“Law Firm Has Potential Conflict of Interest in Doyle Investigation” —
- “If you described an investigation where the person works with the investigator and makes decisions about future engagements with the investigator, most people would call it a conflict of interest.”
- “But that’s exactly what’s happening at Santa Clara City Hall. The same law firm that worked with Santa Clara City Attorney Brian Doyle for two years litigating a 2018 pension dispute, Liebert Cassidy Whitmore and its attorney Morin Jacob, is also investigating Doyle’s professional conduct. It’s no secret that Liebert Cassidy Whitmore is conducting the investigation: The City refers information requests about it to Jacob.”
- “Liebert Cassidy Whitmore specializes in labor law for local governments. In 2019 a former Humboldt County Counsel sued the firm and other county officials, alleging he was pushed out when he brought to light inflated billings by the firm, according to the Spotlight story.”
- “The law firm’s 2014 agreement with the City states that Liebert Cassidy Whitmore ‘shall make a good faith effort to identify and shall apprise City of those possible conflicts of interest which could affect Firm’s duties to City or to the City Attorney under the California Rules of Professional Responsibility.'”
- “‘There’s nothing legally improper, but it certainly doesn’t look good,’ said well-known trial attorney James McManis of McManis Faulkner. “You now have someone with a relationship [with Doyle] investigating him. ‘Santa Clara would have been better served,’ McManis continued, ‘if they had hired an attorney with no connection to the City and who didn’t know any of the people involved,” McManis said. Hiring a firm with years of experience working with Doyle to investigate him “is not a very smart thing.'”
“Curtiss-Wright Wants DLA Piper DQ’d In $30M Supply Fight” —
- “Curtiss-Wright Electro-Mechanical Corp. said in a disqualification motion on Thursday that it was represented in 2013 by a Swedish attorney, now working for DLA Piper, in a substantially similar dispute with Westinghouse Electric Co. LLC over the supply of reactor coolant pumps for nuclear power plants in China. That dispute is ongoing and subject to arbitration in Sweden, Curtiss-Wright said.”

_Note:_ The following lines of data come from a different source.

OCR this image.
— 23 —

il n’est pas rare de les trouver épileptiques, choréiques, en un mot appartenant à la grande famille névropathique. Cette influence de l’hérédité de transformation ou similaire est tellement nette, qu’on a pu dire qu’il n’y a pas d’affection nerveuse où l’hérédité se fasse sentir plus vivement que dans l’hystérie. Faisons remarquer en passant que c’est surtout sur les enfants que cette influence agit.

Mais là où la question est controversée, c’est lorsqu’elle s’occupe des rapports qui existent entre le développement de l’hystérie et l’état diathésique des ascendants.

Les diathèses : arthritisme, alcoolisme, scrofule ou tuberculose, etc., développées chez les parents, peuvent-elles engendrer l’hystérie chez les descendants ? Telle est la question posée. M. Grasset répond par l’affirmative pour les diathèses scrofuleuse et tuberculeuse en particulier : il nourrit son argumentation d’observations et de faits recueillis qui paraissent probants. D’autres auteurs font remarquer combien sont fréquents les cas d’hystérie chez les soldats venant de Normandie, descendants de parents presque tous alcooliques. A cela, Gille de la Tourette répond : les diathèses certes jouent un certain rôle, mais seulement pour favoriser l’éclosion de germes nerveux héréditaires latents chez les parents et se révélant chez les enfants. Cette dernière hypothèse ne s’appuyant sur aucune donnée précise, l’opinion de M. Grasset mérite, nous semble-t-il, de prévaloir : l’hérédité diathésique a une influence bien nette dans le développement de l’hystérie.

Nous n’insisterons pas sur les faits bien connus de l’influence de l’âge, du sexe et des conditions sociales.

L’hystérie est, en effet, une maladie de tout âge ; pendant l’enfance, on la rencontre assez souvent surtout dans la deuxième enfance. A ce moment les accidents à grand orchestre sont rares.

- “Because the Swedish DLA Piper attorney, Karl-Oskar Dalin, received confidential information about Curtiss-Wright’s defenses against Westinghouse’s claims in the China supply dispute, DLA Piper has a conflict of interest in representing Westinghouse in the Georgia case, Curtiss-Wright said.”
- “‘Mr. Dalin represented C-W with regard to substantially similar liquidated damage terms in the China purchase order as are in issue in the above-styled litigation,’ Curtiss-Wright said in a brief supporting its motion for disqualification. ‘C-W does not consent to DLA Piper’s representation of Westinghouse in this action or in a related arbitration proceeding in Sweden … with or without some form of screening efforts with respect to Mr. Dalin and C-W’s communications with him regarding such matters.'”
- “Curtiss-Wright said in its disqualification motion that related circumstances exist between the Vogtle and Summer purchase orders and the China one being arbitrated in Sweden, with respect to the timing of supply of the reactor coolant pumps.”
- “It said Dalin was retained by Curtiss-Wright in October 2013, when he was at Swedish law firm G. Gronberg Advokatbyra, to represent it in the dispute with Westinghouse over the supply of reactor coolant pumps for the Chinese power plants. Dalin received confidential information from Curtiss-Wright about the strengths and weaknesses of its defenses in that case, it said. Dalin joined DLA Piper in 2016 and is a partner in its Stockholm office, according to the law firm’s website.”
- “Curtiss-Wright said Georgia’s professional conduct rules prohibit a lawyer who has formerly represented a client in a matter from representing another person in the same or a substantially related matter, in which that person’s interests are materially adverse to the interests of the former client. This rule can be worked around if the former client gives informed written consent, which Curtiss-Wright, as the former client of Dalin, does not, it said.”
- “Curtiss-Wright argued that DLA Piper can’t avoid disqualification through ‘screening’ under Georgia’s professional conduct rules, which allow attorneys who are former judges or former government attorneys to be screened to avoid disqualifying their new law firms or organizations by imputed conflicts. ‘The [rules] do not, however, allow other types of attorneys to avoid imputed conflicts by screening,’ Curtiss-Wright said.”